Second, after a project hits a certain word count, I am not allowed to switch projects in that category until the current one is done. I am splitting my writing between Occult and Science Fiction/Fantasy, so that means that I have two projects going at any one time. Any ideas for other stories are written down on index cards and put in the proper file.

Third, I am aiming to complete a book a quarter (four books a year) using new pen-names for marketing purposes. (Besides the occult under my own name, there is going to be science fiction [Michael Ramalia] and urban fantasy [Charles Bloodmoon]--and possibly a pen-name that I am not going to admit to.)

Fourth, I need to make sure that I am actually eating lunch. After twenty years in food service (most as the responsible employee) and my childhood, I have bad tendency to realize I am hungry, and then proceed to continue what I am doing without actually taking time out to eat.

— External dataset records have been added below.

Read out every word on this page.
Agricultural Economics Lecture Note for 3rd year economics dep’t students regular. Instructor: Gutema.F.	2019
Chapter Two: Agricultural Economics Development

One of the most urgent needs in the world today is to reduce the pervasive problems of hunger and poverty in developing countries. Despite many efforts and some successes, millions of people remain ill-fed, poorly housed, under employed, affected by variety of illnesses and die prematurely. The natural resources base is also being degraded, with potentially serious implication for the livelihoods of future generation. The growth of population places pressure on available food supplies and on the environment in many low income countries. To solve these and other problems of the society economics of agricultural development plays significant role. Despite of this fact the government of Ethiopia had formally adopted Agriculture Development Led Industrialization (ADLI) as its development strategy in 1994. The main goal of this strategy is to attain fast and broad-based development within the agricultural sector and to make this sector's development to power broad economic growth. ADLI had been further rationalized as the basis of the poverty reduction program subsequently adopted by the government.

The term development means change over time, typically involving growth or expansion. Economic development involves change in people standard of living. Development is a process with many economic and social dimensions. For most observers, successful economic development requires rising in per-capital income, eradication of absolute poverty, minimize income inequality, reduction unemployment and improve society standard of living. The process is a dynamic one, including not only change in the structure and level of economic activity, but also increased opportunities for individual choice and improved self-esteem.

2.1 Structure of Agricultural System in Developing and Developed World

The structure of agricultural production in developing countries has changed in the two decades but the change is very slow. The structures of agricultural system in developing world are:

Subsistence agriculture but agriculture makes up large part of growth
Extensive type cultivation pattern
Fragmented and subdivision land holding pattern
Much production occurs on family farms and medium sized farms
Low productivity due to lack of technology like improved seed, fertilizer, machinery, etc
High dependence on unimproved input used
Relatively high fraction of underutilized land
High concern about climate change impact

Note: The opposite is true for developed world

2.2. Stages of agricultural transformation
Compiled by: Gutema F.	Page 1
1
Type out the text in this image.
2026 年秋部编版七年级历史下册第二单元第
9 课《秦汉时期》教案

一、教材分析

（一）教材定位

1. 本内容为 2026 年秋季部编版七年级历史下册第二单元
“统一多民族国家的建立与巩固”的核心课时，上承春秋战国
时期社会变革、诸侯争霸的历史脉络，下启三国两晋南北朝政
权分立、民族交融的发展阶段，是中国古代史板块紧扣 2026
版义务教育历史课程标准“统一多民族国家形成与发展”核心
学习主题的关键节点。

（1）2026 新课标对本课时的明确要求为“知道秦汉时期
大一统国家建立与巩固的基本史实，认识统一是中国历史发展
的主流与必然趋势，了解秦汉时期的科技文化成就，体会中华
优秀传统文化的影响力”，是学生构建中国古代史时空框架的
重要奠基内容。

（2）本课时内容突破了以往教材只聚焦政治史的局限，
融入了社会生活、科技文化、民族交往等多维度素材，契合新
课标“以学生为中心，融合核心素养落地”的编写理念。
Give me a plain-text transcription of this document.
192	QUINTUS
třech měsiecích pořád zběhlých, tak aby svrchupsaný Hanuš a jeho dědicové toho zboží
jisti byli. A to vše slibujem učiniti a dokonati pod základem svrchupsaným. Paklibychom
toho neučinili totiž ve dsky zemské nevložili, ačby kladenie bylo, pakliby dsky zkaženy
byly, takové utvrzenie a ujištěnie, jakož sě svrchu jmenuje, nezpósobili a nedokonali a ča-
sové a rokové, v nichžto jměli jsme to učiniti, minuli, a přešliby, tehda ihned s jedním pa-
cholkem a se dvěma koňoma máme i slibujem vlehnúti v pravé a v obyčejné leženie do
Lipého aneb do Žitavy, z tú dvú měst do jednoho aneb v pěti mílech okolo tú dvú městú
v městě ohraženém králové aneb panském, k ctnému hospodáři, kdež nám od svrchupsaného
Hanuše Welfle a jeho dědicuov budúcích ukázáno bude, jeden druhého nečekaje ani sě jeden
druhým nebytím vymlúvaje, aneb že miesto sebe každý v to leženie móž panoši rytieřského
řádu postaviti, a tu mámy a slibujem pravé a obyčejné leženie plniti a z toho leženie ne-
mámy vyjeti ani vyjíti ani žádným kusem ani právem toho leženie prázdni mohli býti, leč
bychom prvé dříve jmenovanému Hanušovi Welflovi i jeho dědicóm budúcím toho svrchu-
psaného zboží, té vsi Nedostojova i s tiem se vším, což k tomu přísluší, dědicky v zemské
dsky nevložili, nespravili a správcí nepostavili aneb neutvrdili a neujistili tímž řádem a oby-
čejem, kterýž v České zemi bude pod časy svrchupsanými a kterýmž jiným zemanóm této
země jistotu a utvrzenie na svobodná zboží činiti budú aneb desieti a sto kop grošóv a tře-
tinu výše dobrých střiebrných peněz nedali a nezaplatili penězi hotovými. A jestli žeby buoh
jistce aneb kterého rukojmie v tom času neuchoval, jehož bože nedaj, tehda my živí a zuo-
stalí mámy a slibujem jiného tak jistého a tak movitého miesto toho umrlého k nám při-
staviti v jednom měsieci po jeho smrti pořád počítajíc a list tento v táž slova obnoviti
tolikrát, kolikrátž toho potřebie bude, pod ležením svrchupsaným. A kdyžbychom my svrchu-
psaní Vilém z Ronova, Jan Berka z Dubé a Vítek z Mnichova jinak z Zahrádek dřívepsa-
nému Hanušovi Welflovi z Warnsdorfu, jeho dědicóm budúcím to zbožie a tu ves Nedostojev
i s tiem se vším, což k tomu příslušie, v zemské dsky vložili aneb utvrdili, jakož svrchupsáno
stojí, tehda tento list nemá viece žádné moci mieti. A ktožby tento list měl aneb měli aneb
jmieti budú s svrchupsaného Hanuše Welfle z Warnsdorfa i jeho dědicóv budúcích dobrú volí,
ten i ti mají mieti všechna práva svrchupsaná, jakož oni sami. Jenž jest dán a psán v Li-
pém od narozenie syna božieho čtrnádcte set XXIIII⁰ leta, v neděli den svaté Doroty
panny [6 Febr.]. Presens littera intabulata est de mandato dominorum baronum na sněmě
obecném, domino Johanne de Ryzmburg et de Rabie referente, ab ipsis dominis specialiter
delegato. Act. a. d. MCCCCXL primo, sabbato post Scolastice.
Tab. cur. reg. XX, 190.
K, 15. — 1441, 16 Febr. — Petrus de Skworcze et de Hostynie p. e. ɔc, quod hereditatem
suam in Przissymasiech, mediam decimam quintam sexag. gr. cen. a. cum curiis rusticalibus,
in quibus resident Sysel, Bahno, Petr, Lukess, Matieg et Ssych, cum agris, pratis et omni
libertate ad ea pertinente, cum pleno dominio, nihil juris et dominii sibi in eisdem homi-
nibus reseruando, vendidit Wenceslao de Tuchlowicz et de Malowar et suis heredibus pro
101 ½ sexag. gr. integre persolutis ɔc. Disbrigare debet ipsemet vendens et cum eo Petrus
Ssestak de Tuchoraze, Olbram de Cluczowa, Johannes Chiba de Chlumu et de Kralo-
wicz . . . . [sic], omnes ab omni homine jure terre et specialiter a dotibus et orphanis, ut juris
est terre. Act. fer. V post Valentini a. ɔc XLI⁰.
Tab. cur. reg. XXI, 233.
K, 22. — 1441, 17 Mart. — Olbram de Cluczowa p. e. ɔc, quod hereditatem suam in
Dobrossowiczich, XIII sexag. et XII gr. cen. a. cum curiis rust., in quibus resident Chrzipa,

I have started to make my lunch for the next day at the same time that I am making my wife's lunch for the next day. It is a lot easier if I only have to walk to the fridge and back when the writing is flowing.

Fifth, I am learning to write while wearing headphones. In theory, this is supposed to cut down on distractions and provide a visual clue that I am trying to work.

Sixth, and most important, I am not allowed to chase the hottest money making scheme, nor am I allowed to hand over funds and resources that were earmarked for my own business. That includes my time and energy.

Will these rules help? Yes, provided that I stick to them religiously.

So that is my current plan to restore some balance in my life. I will let you know later if I actually stuck to the plan, or if I allowed myself to give into the guilt and voices that say that I am supposed to put everyone else first.